NRs, as transcription factors, regulate transporter genes required for hepatobiliary transport, as well as phase I and II metabolic enzymes involved in processing their substrates. Impaired NR signaling may affect the expression of transporters, and genetic variants of NR-encoding genes are associated with IC susceptibility and progression.

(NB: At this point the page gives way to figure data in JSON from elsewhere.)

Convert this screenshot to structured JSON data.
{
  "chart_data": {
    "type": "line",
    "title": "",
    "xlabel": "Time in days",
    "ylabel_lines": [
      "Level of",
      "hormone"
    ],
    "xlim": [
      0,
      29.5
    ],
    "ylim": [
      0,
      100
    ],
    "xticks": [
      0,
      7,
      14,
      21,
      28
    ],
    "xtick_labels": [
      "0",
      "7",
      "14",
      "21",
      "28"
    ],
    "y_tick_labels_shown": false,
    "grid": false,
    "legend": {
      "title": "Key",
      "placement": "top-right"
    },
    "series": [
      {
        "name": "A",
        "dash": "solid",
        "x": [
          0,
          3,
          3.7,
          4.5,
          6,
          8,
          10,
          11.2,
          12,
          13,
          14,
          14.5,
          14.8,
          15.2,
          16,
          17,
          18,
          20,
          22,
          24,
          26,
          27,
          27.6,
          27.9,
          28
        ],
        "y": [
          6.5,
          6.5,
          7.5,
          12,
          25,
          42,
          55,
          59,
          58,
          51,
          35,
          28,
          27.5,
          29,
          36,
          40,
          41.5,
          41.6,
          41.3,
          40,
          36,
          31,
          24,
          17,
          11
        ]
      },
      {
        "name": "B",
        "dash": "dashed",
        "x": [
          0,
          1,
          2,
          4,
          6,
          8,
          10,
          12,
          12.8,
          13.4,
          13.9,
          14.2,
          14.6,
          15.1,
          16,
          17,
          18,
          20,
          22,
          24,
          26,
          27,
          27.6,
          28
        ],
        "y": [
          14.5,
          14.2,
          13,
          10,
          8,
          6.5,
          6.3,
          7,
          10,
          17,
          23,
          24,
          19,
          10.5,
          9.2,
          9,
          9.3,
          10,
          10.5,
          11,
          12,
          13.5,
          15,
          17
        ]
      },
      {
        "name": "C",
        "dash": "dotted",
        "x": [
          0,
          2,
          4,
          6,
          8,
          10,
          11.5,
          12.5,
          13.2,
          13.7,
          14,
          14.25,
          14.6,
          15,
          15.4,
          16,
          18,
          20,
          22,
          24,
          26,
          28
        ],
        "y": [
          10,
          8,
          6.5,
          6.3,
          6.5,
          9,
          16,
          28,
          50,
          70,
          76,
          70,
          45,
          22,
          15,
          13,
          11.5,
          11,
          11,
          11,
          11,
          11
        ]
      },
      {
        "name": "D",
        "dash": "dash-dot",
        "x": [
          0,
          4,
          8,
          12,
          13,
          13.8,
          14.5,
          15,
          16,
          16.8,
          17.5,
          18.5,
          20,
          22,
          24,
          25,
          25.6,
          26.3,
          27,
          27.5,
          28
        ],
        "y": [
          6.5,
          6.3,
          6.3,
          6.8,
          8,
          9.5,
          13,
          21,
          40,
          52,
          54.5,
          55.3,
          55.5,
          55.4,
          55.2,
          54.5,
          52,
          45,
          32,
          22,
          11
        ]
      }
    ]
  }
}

In addition, altered localization of transporters participates in pathogenesis of IC. These changes in transporter localization are highly regulated post-translational events requiring various cellular signaling pathways, such as PKB (Akt) and PKC. Atypical PKCζ may mediate choleretic effects by inserting NTCP into the plasma membrane, and nPKCε may mediate cholestatic effects by retrieving MRP2 from the plasma membrane [91]. In contrast, cPKCα and nPKCδ may be involved in choleretic, cholestatic and anticholestatic effects by inserting, retrieving and inhibiting retrieval of transporters, respectively. Thus, we reviewed the molecular mechanisms through which transporters are regulated through various proteins such as NRs and PKCs in cholestasis, to provide a reference for understanding IC pathogenesis and developing effective drug therapies. Nevertheless, considerable in-depth studies remain necessary to comprehensively clarify the network of regulatory mechanisms of cholestasis-associated transporters.